1日のルーラ大統領(Jaelcio Santata)
1日のルーラ大統領(Jaelcio Santata)

 「労働者の日」(メーデー)で祝日だった1日、ルーラ大統領(労働者党・PT)はサンパウロ市アニャンガバウーでの労働組合の集会に参加。高金利への批判や労働者たちへの約束の宣言を行った。一方、ボルソナロ前大統領(自由党・PL)はタルシジオ・デ・フレイタス聖州知事(共和者・RP)と共に農業イベント「アグリショー」に参加し、話題を呼んだ。1日付フォーリャ紙(1)などが報じている。

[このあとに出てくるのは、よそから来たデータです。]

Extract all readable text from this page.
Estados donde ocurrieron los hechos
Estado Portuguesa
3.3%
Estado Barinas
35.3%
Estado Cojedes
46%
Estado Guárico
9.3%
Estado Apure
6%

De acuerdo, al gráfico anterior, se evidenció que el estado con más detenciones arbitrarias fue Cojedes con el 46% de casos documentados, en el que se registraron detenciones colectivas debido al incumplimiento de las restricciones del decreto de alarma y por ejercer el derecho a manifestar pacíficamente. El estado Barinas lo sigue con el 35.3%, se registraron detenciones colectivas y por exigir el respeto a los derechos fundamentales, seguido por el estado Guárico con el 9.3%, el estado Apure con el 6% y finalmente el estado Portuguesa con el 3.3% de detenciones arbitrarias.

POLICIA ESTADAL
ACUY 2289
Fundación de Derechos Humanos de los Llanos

 サンパウロ市中央部アニャンガバウーでの集会は毎年恒例で、今年も中央労組(CUT)や土地なし農民運動(農地占拠運動、MST)の帽子やシャツを着た組合員が多く詰め掛けた。
 ルーラ氏は「君たちが私に4年間を与え、今、ちょうど4カ月が経った」と言って参加者に感謝を示しながら演説を行った。
 大統領は「利子がインフレを抑えるような国には我々は住んでいない」と発言し、中央銀行が13・75%で据え置いている経済基本金利(Selic)を批判。「それが失業率の高さを維持するのが今のこの国の現実なのだ」と語った。
 この日のルーラ大統領は参加者に対し、幾つかの約束を行った。一つはギグワーカー(ウーバー運転手などのアプリ労働者)に対する法の整備だ。「労働手帳にサインをしないのはまだしも、アプリ労働者に最低限の社会保障を施さなくてはならない」とルーラ氏は語っている。
 大統領はさらに、企業利益還元分配(PLR)の免除を「2024年には達成させたい」と抱負を語った。これはCUTが連邦政府に対して行っていた提案でもある。
 また、4月30日に出した暫定令により、5月からは最低給与を1320レアルに引き上げ、最低賃金の2倍(2640レアル)までは所得税を来年申告分から免税とすることなども改めて強調している。
 一方、ボルソナロ前大統領は同日、サンパウロ州リベイロン・プレットで始まった国内最大の農業イベント「アグリショー」に参加した。
 同ショーは連邦政府の要人が参加するのが通例だが、今年はカルロス・ファヴァロ農相への招待状を含めて開会式自体が直前にキャンセルされ、これに連邦政府が不快感を示した。また、ブラジル銀行は同イベントのスポンサーから降りることを開催直前に公言。ただし、農業融資などの商談を取りまとめるためのブースだけは出すことにした。
 サンパウロ州の農業関係者はボルソナロ氏の岩盤支持層として知られており、ブラジル復帰アピールの舞台として選ばれたようだ。当日はタルシジオ・サンパウロ州知事と共に壇上に立ち、演説を行った。
 壇上でのボルソナロ氏は、連邦政府の進める先住民居住区の再編成を批判。タルシジオ氏も農地への不法侵入を厳しく批判。農場主などが多い会場から拍手と歓声を浴びた。
 ボルソナロ氏はこの場でも今後の具体的な政治活動については語らなかったが、2024年の市長選に出馬する意思はないことは語った。フォーリャ紙によると、ボルソナロ氏は、昨年の大統領選で自身に多く投票した小規模の自治体での市長選挙にできるだけ協力したいと考えているという。